The day wore on uneventfully. Watson and Herbert were replaced on the slope of No Man's Land by Gardner and Rankin, and the latter once so far forgot himself as to walk uprightly for about ten yards. Whereupon half a dozen whiz-bangs, or very light shells, from a small rapid-firer, came his way. Letty saw whence they came, trained Susan on that whiz-bang slinger and it went out of commission, along with three men working it. Rankin, meanwhile, had hunted cover.

Reinforcements arrived, as asked for.
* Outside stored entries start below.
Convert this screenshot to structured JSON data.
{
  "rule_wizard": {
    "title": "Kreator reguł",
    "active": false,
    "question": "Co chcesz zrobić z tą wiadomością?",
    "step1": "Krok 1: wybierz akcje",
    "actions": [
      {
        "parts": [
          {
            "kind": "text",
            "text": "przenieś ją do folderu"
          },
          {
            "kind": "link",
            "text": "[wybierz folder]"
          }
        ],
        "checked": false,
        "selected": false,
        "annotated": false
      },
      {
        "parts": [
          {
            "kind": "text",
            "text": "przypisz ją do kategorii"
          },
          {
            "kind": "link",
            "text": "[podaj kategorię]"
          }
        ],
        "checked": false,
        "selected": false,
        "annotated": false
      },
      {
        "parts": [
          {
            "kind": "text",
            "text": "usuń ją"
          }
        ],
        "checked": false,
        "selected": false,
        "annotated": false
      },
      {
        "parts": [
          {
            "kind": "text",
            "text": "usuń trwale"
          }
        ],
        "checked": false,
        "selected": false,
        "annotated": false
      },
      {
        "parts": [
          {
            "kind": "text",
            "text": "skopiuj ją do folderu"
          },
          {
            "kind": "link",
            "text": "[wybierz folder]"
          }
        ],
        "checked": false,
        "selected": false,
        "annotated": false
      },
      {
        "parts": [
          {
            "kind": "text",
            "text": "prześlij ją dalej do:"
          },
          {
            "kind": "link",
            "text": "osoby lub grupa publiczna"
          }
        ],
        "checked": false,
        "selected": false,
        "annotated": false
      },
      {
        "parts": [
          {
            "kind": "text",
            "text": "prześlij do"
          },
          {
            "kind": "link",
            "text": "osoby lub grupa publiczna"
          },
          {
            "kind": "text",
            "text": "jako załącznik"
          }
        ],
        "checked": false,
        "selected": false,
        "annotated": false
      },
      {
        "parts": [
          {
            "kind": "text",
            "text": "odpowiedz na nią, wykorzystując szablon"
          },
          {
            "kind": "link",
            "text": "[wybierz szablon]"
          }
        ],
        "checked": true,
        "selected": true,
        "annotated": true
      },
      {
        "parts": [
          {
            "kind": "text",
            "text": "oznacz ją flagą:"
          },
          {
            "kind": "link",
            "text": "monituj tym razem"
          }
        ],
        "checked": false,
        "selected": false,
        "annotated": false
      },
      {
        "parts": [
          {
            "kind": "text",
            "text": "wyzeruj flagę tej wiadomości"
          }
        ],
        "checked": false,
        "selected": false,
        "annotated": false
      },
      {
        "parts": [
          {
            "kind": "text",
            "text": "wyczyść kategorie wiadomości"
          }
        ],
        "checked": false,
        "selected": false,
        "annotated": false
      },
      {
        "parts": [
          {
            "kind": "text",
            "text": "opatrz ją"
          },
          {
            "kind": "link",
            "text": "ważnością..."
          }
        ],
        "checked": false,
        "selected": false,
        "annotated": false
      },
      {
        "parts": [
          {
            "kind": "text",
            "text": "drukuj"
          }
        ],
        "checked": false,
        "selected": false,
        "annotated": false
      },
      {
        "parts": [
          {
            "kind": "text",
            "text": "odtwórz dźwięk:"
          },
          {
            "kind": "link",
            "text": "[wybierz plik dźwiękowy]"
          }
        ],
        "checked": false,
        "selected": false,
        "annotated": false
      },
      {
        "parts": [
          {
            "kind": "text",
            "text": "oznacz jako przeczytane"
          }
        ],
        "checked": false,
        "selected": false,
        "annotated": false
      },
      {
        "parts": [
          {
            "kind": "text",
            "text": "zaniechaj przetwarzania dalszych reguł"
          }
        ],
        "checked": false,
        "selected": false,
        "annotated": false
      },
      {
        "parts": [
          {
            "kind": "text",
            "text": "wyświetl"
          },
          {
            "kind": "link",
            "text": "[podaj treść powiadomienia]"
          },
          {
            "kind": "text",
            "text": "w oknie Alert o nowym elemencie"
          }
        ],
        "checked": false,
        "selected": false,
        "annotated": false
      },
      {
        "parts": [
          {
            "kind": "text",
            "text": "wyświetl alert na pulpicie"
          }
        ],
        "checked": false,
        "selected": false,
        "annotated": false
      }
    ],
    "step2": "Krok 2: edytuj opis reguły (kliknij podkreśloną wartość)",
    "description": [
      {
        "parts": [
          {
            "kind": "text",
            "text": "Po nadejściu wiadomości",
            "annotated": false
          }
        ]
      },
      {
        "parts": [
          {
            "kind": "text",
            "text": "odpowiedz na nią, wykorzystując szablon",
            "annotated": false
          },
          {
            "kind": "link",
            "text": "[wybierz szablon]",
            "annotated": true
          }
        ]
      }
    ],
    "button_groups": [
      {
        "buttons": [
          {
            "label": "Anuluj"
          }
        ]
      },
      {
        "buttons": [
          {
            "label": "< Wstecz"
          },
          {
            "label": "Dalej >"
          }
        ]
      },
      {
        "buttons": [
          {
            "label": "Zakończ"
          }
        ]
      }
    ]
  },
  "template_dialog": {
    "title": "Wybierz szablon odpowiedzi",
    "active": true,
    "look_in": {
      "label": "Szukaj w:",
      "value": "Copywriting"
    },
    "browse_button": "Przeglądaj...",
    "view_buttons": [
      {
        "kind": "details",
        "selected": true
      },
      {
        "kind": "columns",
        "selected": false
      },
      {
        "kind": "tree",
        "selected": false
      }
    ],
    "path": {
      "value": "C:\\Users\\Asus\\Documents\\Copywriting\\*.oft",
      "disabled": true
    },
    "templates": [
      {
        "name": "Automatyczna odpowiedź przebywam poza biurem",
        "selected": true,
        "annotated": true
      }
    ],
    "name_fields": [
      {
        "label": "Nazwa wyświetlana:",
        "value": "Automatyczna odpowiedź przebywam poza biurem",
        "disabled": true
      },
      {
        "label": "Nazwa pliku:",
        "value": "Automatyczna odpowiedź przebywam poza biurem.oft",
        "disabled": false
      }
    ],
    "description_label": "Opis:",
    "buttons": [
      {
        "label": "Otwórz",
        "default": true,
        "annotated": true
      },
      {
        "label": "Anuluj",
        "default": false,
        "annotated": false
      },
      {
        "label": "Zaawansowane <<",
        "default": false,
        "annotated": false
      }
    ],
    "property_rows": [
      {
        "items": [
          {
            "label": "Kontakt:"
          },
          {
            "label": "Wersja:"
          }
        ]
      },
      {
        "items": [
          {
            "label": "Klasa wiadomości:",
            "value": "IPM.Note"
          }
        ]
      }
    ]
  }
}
They were Regulars and more than anxious to get into the fighting, the actual work of getting into touch with the enemy. And, expert with revolvers, they were chosen for the night's work.

Herbert went to the lieutenant. "We fellows all want to get into this thing. We know something about work with pistols; perhaps we are as handy with them as with rifles. It's a cinch that we can do some good."

Lieutenant Jackson hesitated. "If we lose any more of you boys, and you in particular, Whitcomb, we won't be as sure of holding off attempts to get at Susan Nipper. But, nevertheless, this once, as it is to be an effort to demonstrate pistol work almost exclusively, I expect you fellows ought to be included. Sergeant West is to command; Corporal Gerry will lead. There will be about forty men and they will start from the lower communicating trench at about three o'clock to-night. Each man will carry two revolvers only, and six more rounds of ammunition and go as light as possible. There will be no barrage, as we want to surprise them. So be ready."